Journaling your investments is a tip that pops up a lot because it’s common sense. Aside from being cathartic, writing gives you an idea of how well you understand an investment.
And once written, you have a handy reference — a reminder of why you’re doing what you’re doing — for whenever an investment deviates from your expectations. It becomes a short term aid to help avoid typical emotional mistakes.
Writing it down also works in tracking your emotions. How did you feel about the market correction or spike in volatility or other latest market event? What action did you want to take? Did you follow through? Why or why not?
Because large gaps can happen between these events, and investors tend to forget, you now have a reminder of how you felt the last time it happened. You might even notice patterns of stupidity (or brilliance?) — your unique cycle of emotions — to help stop any repeated mistakes.
Gerald Loeb covers writing about investment in his book The Battle for Investment Survival. He refers to stocks but it works for any investments, asset allocations, or strategies too. Here’s what he had to say:
Writing down your cogent reasons for making an investment — what you expect to make, what you expect to risk, the reasons why — should save you many a dollar.
Years ago, in the early Twenties, I was initiated into writing down my reasons pro and con before making a purchase or a sale. This was suggested to me by an investor who had amassed many millions.
During about 40 years of investing in stocks my major successes were invariably preceded by a type of written analysis. Sudden emotional decisions have generally been disappointments.
Writing things down before you do them can keep you out of trouble. It can bring you peace of mind after you have made your decision. It also gives you tangible material for reference to evaluate the whys and wherefores of your profit or losses.
I have seen many analyses, some involving many pages of information. In practice, quantity doesn’t make quality. When all is said and done, there is invariably one ruling reason why a particular security transaction can be expected to show profit.
Writing it down will help you find it. It will help you judge whether it is really as important as your first inclination suggests. Are you buying just because something “acts well”? Is it a technical reason — a coming increase in earnings or dividend not yet discounted in the market price, a change of management, a promising new product, an expected improvement in the market’s valuation of earnings? In any given case you will find that one factor will almost certainly be more important than all the rest put together.
Writing it down will help you estimate what you expect to make. It is important that this be worthwhile.
Of course, you will want to decide how much you can afford to lose. There will be a level at which you will decide that things have not worked out and where you will sell. Your risk is the difference between your cost and this sell point; it ought to be substantially less than your hopes for profit. You certainly want to feel that the odds as you see them are in your favor.
All this self-interrogation will help you immeasurably in the much more difficult decision: when to close a commitment.
When you open a commitment, whether it is a purchase or a short sale, you are, so to speak, on your home ground. Unless everything suits you, you don’t play. But when you are called upon to close a commitment, then you have to make decisions, whether you see the answer clearly or not. The latter situation is like being stuck on a railway crossing with the train approaching. You don’t know what to do — but you have to do something. Go backward, go forward — or jump out.

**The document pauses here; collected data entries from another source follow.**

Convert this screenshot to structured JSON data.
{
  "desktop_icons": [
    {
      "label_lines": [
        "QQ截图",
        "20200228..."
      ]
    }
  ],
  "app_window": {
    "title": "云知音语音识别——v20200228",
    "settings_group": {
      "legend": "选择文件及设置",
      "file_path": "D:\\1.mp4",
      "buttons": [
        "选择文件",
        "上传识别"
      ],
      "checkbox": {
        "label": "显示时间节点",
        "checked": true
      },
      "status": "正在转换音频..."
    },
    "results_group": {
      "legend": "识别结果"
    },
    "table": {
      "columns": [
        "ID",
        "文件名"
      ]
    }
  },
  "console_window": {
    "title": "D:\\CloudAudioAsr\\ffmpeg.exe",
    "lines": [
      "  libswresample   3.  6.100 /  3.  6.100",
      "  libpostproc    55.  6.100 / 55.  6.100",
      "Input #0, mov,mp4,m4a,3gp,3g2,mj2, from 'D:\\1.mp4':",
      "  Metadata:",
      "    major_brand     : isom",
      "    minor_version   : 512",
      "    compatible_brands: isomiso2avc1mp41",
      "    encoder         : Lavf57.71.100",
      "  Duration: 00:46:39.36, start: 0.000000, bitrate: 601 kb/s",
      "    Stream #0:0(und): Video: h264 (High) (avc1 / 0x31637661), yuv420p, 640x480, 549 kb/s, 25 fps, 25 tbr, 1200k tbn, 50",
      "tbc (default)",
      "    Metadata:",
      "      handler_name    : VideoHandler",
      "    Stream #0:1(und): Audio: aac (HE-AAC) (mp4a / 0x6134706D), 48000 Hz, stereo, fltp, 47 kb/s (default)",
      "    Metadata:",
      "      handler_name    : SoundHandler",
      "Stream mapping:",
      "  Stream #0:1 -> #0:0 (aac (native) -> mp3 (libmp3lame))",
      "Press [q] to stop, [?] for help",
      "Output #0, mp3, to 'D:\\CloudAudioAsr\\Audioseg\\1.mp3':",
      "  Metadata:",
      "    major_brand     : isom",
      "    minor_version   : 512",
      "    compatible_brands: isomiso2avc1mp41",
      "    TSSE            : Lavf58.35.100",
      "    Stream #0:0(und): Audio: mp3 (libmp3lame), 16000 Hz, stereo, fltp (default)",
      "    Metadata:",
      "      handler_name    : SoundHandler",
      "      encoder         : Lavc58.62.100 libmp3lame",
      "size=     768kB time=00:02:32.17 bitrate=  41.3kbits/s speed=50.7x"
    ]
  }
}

If you know clearly why you bought a stock it will help you to know when to sell it. The major factor which you recognized when you bought a security will either work out or not work out. Once you can say definitely that it has worked or not worked, the security should be sold.
One of the greatest causes of loss in security transactions is to open a commitment for a particular reason, and then fail to close it when the reason proves to be invalid.
Write it down — and you will be less likely to find yourself making irrelevant excuses for holding a security long after it should have been sold. Better still, a stock well bought is far more than half the battle.